Since the beginning of the year, astronomers from around the world noticed that Betelgeuse’s luminosity was dropping down to record lows, joking that it’s probably going to go supernova soon. While this kept going until the star reached just 36% of its regular brightness, it is now changing shape too, so we are going from jokes to actually calculating the chances of the historical event happening after all.
Before everyone gets excited and cults start spewing out theories about revelations coming from the skies, we’ll have to consider every possible scenario. Some scientists claim that the fading and the apparent change in the shape of the star could be due to a “temporary” cooling of the surface due to increased stellar activity. Another possible explanation is that dust is being ejected from Betelgeuse towards us, so it appears to be different when we look at it through our telescopes.
Supergiant stars like Betelgeuse explode when they run out of fuel (hydrogen) because they collapse under the weight of their own mass. The fact that Betelgeuse is red indicates that it’s burning on the last remnants of its fuel, whereas blue and white stars have enough energy to generate photons that cover a wider chromatic spectrum. So, Betelgeuse is definitely a candidate for a supernova explosion, but the chances of us seeing this happen any time in our lifetime are still slim. These stars go through various phases over the centuries, and many experts think that we are merely witnessing one of these phases right now.

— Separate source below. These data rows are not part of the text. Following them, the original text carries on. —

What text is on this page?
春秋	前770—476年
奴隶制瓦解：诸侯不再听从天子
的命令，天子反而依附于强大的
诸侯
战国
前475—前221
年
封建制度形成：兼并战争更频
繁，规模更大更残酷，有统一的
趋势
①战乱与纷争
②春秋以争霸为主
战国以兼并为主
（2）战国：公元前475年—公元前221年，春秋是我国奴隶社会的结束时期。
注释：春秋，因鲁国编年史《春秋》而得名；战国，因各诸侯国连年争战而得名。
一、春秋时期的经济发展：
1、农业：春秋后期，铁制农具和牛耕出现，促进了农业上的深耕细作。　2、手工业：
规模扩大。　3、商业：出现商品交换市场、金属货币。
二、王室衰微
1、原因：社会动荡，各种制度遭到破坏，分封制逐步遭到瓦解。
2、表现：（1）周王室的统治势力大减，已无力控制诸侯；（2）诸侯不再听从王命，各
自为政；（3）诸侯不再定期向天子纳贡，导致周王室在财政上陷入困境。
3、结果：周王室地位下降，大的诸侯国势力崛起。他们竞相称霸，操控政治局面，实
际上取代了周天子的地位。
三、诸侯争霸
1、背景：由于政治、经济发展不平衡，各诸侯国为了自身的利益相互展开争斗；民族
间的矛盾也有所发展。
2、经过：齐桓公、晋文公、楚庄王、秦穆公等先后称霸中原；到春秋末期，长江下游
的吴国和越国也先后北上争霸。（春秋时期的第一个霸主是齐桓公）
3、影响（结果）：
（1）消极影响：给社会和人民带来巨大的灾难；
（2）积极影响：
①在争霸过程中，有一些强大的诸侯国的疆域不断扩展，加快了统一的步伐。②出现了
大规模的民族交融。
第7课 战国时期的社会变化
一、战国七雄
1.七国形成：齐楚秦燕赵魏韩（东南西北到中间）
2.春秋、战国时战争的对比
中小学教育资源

When Betelgeuse finally explodes, the light in the night sky will be almost the same in intensity as that of a Full Moon, gradually fading after a few weeks, possibly even months. It’s surely going to be a spectacle, but it’s not something that Earthlings get to enjoy very often. In fact, the last time that happened close enough for us to observe was in 1604, with the Kepler star, which is the SN 1604 remnant today.